Compare the different jobs the ants are doing are like jobs or responsibilities they are doing in your family. This allows your child to express his or herself. Too, as your child asks questions, make a trip to the library to find the answers to their questions in books or articles. This helps in their reading, curiosity and questioning skills which is readiness in the scientific method.
In the classroom, I have set up ant farms for my students to observe. Your child can create an ant farm to observe the busy social life of the ant.
You gather two jars, one that fits into the other with about 3/4 inch of space between them, dirt, ants, a small piece of screen, cereal or candy crumbs. Put the small jar into the larger jar, fill the space between the jars with the dirt, safely add the ants from the yard in a very gentle manner so you do not harm them, sprinkle food on top of the dirt, cover the jars tightly with the screen, watch the ants make tunnels in the dirt, record what you see then let the ants go back to their homes in the backyard.
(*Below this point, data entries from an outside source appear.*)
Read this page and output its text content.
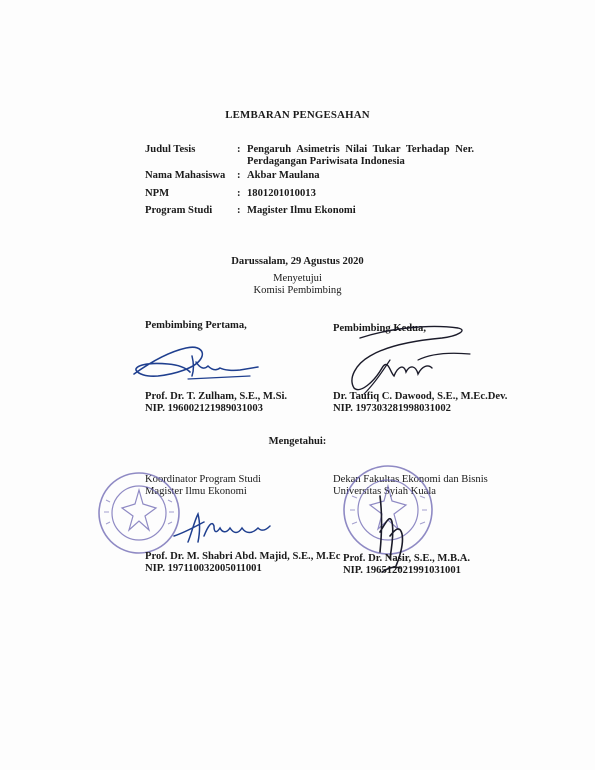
LEMBARAN PENGESAHAN
Judul Tesis	: Pengaruh Asimetris Nilai Tukar Terhadap Ner.
Perdagangan Pariwisata Indonesia
Nama Mahasiswa : Akbar Maulana
NPM	: 1801201010013
Program Studi : Magister Ilmu Ekonomi
Darussalam, 29 Agustus 2020
Menyetujui
Komisi Pembimbing
Pembimbing Pertama,	Pembimbing Kedua,
Prof. Dr. T. Zulham, S.E., M.Si.
NIP. 196002121989031003
Dr. Taufiq C. Dawood, S.E., M.Ec.Dev.
NIP. 197303281998031002
Mengetahui:
Koordinator Program Studi
Magister Ilmu Ekonomi
Dekan Fakultas Ekonomi dan Bisnis
Universitas Syiah Kuala
Prof. Dr. M. Shabri Abd. Majid, S.E., M.Ec
NIP. 197110032005011001
Prof. Dr. Nasir, S.E., M.B.A.
NIP. 196512021991031001
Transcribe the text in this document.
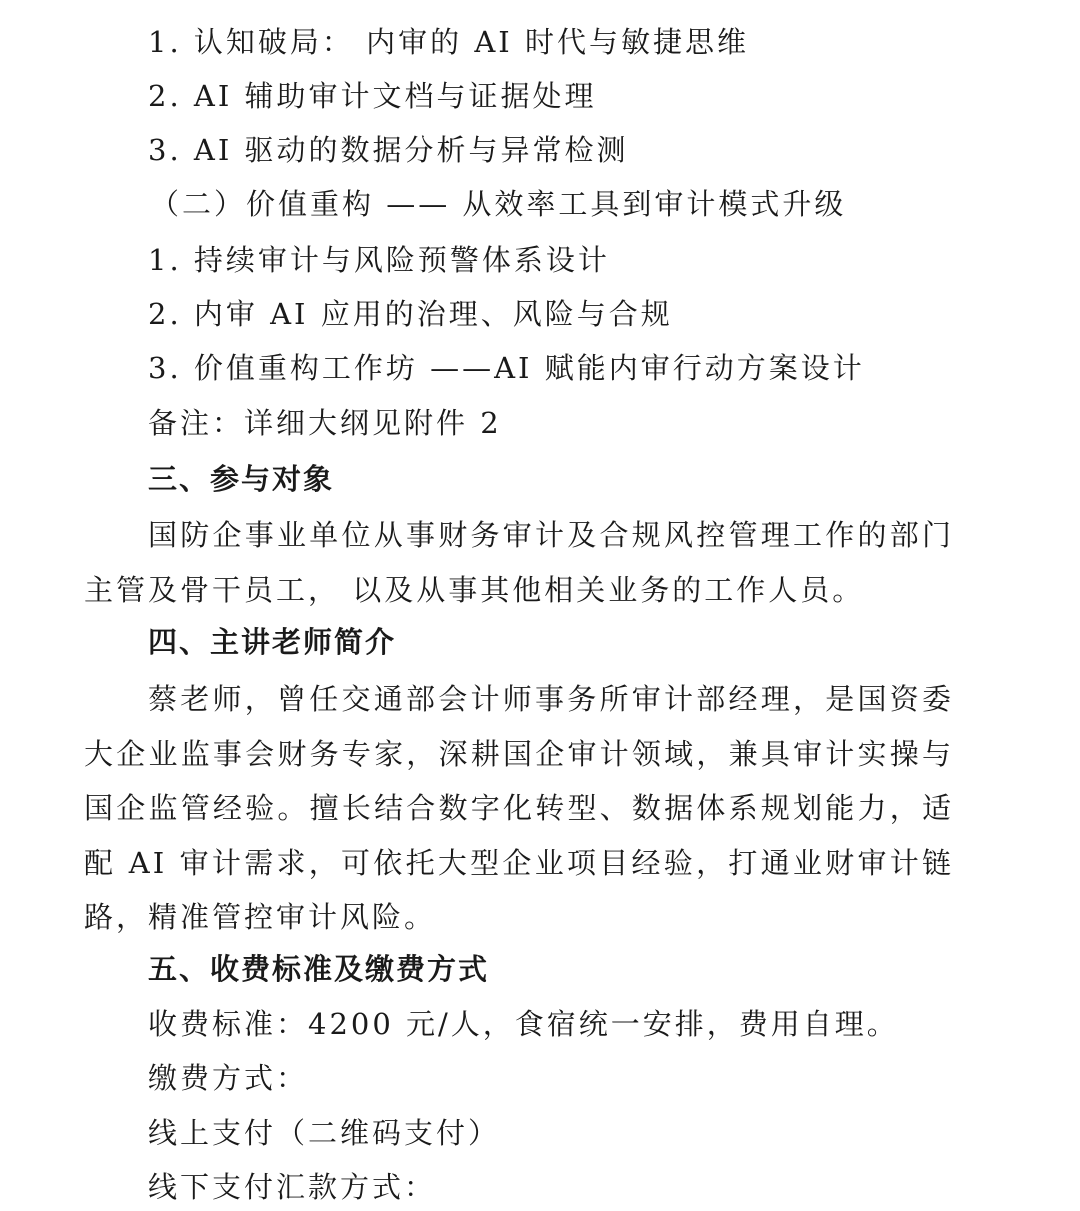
1. 认知破局： 内审的 AI 时代与敏捷思维
2. AI 辅助审计文档与证据处理
3. AI 驱动的数据分析与异常检测
（二）价值重构 —— 从效率工具到审计模式升级
1. 持续审计与风险预警体系设计
2. 内审 AI 应用的治理、风险与合规
3. 价值重构工作坊 ——AI 赋能内审行动方案设计
备注：详细大纲见附件 2
三、参与对象
国防企事业单位从事财务审计及合规风控管理工作的部门主管及骨干员工， 以及从事其他相关业务的工作人员。
四、主讲老师简介
蔡老师，曾任交通部会计师事务所审计部经理，是国资委大企业监事会财务专家，深耕国企审计领域，兼具审计实操与国企监管经验。擅长结合数字化转型、数据体系规划能力，适配 AI 审计需求，可依托大型企业项目经验，打通业财审计链路，精准管控审计风险。
五、收费标准及缴费方式
收费标准：4200 元/人，食宿统一安排，费用自理。
缴费方式：
线上支付（二维码支付）
线下支付汇款方式：
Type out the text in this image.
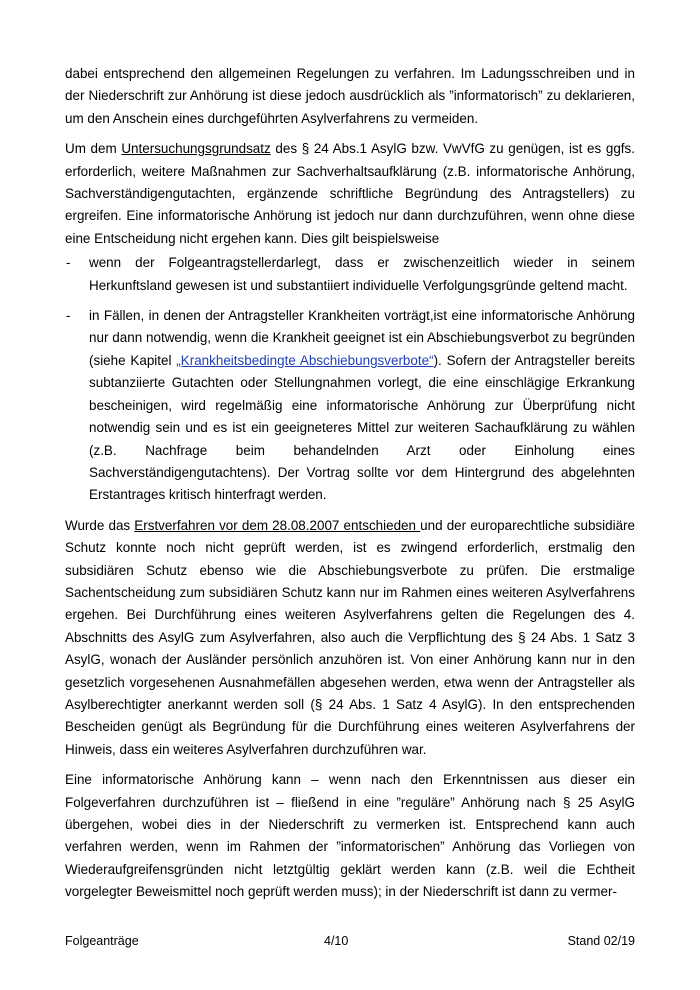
dabei entsprechend den allgemeinen Regelungen zu verfahren. Im Ladungsschreiben und in der Niederschrift zur Anhörung ist diese jedoch ausdrücklich als ”informatorisch” zu deklarieren, um den Anschein eines durchgeführten Asylverfahrens zu vermeiden.

Um dem Untersuchungsgrundsatz des § 24 Abs.1 AsylG bzw. VwVfG zu genügen, ist es ggfs. erforderlich, weitere Maßnahmen zur Sachverhaltsaufklärung (z.B. informatorische Anhörung, Sachverständigengutachten, ergänzende schriftliche Begründung des Antragstellers) zu ergreifen. Eine informatorische Anhörung ist jedoch nur dann durchzuführen, wenn ohne diese eine Entscheidung nicht ergehen kann. Dies gilt beispielsweise

- wenn der Folgeantragstellerdarlegt, dass er zwischenzeitlich wieder in seinem Herkunftsland gewesen ist und substantiiert individuelle Verfolgungsgründe geltend macht.
- in Fällen, in denen der Antragsteller Krankheiten vorträgt,ist eine informatorische Anhörung nur dann notwendig, wenn die Krankheit geeignet ist ein Abschiebungsverbot zu begründen (siehe Kapitel „Krankheitsbedingte Abschiebungsverbote“). Sofern der Antragsteller bereits subtanziierte Gutachten oder Stellungnahmen vorlegt, die eine einschlägige Erkrankung bescheinigen, wird regelmäßig eine informatorische Anhörung zur Überprüfung nicht notwendig sein und es ist ein geeigneteres Mittel zur weiteren Sachaufklärung zu wählen (z.B. Nachfrage beim behandelnden Arzt oder Einholung eines Sachverständigengutachtens). Der Vortrag sollte vor dem Hintergrund des abgelehnten Erstantrages kritisch hinterfragt werden.

Wurde das Erstverfahren vor dem 28.08.2007 entschieden und der europarechtliche subsidiäre Schutz konnte noch nicht geprüft werden, ist es zwingend erforderlich, erstmalig den subsidiären Schutz ebenso wie die Abschiebungsverbote zu prüfen. Die erstmalige Sachentscheidung zum subsidiären Schutz kann nur im Rahmen eines weiteren Asylverfahrens ergehen. Bei Durchführung eines weiteren Asylverfahrens gelten die Regelungen des 4. Abschnitts des AsylG zum Asylverfahren, also auch die Verpflichtung des § 24 Abs. 1 Satz 3 AsylG, wonach der Ausländer persönlich anzuhören ist. Von einer Anhörung kann nur in den gesetzlich vorgesehenen Ausnahmefällen abgesehen werden, etwa wenn der Antragsteller als Asylberechtigter anerkannt werden soll (§ 24 Abs. 1 Satz 4 AsylG). In den entsprechenden Bescheiden genügt als Begründung für die Durchführung eines weiteren Asylverfahrens der Hinweis, dass ein weiteres Asylverfahren durchzuführen war.

Eine informatorische Anhörung kann – wenn nach den Erkenntnissen aus dieser ein Folgeverfahren durchzuführen ist – fließend in eine ”reguläre” Anhörung nach § 25 AsylG übergehen, wobei dies in der Niederschrift zu vermerken ist. Entsprechend kann auch verfahren werden, wenn im Rahmen der ”informatorischen” Anhörung das Vorliegen von Wiederaufgreifensgründen nicht letztgültig geklärt werden kann (z.B. weil die Echtheit vorgelegter Beweismittel noch geprüft werden muss); in der Niederschrift ist dann zu vermer-

Folgeanträge	4/10	Stand 02/19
You can teach your child some valuable character traits as you study ants. The Bible spells this out so well in the book of Proverbs.
Ants work so hard. Children like to be on a schedule and routine as they engage in projects and activities that they truly enjoy. Ants are self-starters and so are children.
• Ants work busily and they cooperate with each other. What a wonderful lesson to point out in teaching your children to get along with others.
• Ants work so hard in the summer as they prepare for the winter. They provide our children a lesson on how to plan ahead in getting chores done.
Some neat snacks that children enjoy are ants on a log, made with washed celery sticks, peanut butter, raisins and a butter knife to spread with. Spread some peanut butter on a celery stick – that’s the log, put the raisins on the log in a row … these are your ants. You can substitute bananas for celery. I have provided my students these snacks and they absolutely love them as you teach them about ants.
A neat catchy tune that we parents and grandparents remember from our childhood days is the little tune called The Ants Come Marching.
Do ants have a sweet tooth or meat tooth? After many days of observing and recording, the ants were found to have a meat tooth with the turkey meat all gone.
Our son did this experiment over and over to prove these findings. I am very thankful for ants because their life habits started our young son on the beginning of the scientific method of observing our world through his young eyes. Parents of children, it is never too young for your child to be little scientists and to guide them to observe their world through the eyes of a child.